Однажды мы с Кисой написали ей любовную записку. Это была моя идея. Я ведь был уже тогда писатель. Мы сидели с Кисой за одной партой. И однажды мы написали ей любовную записку. Мы написали: «Элла, я твой поклонник. Я влюблен в тебя с первого класса. Все смеются над тобой, а я считаю тебя самой красивой. Элла, будь моей. Умоляю о взаимности». Мы положили записку на ее парту, на перемене.


Когда начался следующий урок, мы стали смотреть. Мы думали, она разозлится. Она всегда очень злилась, когда ее донимали. Но Элла прочитала записку, вся раскраснелась и записку спрятала. И даже не обернулась на нас.


На следующий день мы написали новую записку. В ней было сказано: «Элла, всю ночь я думал о тебе. О твоем прекрасном лице. Ты прекрасна. Умоляю, будь моей». Элла прочитала записку, раскраснелась и улыбнулась.

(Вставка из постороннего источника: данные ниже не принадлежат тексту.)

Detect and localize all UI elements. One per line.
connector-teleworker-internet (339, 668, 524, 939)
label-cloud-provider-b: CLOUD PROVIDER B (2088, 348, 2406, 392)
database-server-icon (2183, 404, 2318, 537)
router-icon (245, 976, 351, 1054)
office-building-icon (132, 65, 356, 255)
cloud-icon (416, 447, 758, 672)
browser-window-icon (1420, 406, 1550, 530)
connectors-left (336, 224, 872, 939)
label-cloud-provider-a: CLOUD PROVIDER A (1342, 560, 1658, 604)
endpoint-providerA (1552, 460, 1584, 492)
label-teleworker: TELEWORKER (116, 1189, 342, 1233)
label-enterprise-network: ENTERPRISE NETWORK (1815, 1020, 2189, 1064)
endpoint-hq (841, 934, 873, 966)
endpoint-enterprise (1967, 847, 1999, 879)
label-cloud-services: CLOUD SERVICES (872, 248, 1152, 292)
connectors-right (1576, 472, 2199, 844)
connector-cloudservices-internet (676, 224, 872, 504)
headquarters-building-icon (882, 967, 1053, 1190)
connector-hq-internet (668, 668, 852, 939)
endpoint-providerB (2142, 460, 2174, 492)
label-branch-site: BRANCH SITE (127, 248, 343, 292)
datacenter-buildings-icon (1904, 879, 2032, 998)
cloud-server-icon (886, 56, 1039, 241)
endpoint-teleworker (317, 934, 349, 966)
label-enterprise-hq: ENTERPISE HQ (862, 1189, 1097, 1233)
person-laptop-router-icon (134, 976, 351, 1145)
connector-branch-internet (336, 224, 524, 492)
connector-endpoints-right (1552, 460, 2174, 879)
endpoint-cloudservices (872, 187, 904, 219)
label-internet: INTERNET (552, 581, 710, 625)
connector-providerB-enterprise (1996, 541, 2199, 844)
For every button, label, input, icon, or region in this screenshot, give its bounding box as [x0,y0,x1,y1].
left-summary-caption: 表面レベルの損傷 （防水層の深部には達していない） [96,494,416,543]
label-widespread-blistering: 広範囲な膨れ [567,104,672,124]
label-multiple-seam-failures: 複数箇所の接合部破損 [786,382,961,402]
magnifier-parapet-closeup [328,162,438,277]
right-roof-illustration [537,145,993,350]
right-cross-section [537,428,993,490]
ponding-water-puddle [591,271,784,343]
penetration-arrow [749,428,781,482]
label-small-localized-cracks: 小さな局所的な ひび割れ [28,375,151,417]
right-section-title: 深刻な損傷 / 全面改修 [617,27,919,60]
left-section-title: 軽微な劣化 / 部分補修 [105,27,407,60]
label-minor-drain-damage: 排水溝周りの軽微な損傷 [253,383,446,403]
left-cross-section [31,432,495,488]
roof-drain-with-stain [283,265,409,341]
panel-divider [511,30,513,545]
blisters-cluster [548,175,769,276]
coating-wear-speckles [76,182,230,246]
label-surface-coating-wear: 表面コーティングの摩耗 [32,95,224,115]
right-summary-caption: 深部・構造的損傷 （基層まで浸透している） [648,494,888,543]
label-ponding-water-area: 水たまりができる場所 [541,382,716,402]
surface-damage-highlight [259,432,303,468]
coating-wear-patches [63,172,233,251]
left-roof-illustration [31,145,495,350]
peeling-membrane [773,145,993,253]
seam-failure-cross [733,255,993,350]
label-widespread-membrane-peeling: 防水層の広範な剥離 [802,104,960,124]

Потом была третья записка. Четвертая.


Потом Элла вдруг как-то переменилась. До этого мы в классе не только травили Эллочку-уродку - мы ее действительно не любили. Она, при всех своих физических недостатках – была отпетой отличницей. Она первой тянула руку, первой, хоть и с трудом, выходила к доске, затем устремляла куда-то поверх наших голов остекленевший взгляд, и с лицом партизанки на расстреле, слово в слово повторяла текст учебника. Она была фанатичка. Она знала все формулы по математике и физике, все элементы таблицы Менделеева, все словарные слова русского языка. Память у нее была просто феноменальная. Эллочка развила ее, потому что мозг - это была единственная часть тела, которая ее слушалась и была сравнительно слабо задета щипцами. Более того, Эллочка не только хорошо училась, она не давала никому списывать, говоря: «Сам думай». И еще она называла всех нас, своих обидчиков, уродами. Это было наглостью, потому что, с нашей точки зрения, мы не были уродами, уродкой была она. Поэтому в классе у нас Эллу не любили.


И вдруг, через неделю и что-то около того, после нашей с Кисой пятой записки с мольбами о любви и страсти, Эллу вызвали к доске.


А Элла встала и заявила:


- Я не выучила.


- Что? – не поверила своим ушам учительница. – Ты? Не выучила? А, ты плохо себя чувствовала, наверное. Ну ничего, садись, Эллочка.


- Нет! – настаивала Элла. – Я хорошо себя чувствовала. Просто не выучила.


- Но почему? – поразилась учительница.


- Просто так, - сказала Элла, глядя куда-то в окно.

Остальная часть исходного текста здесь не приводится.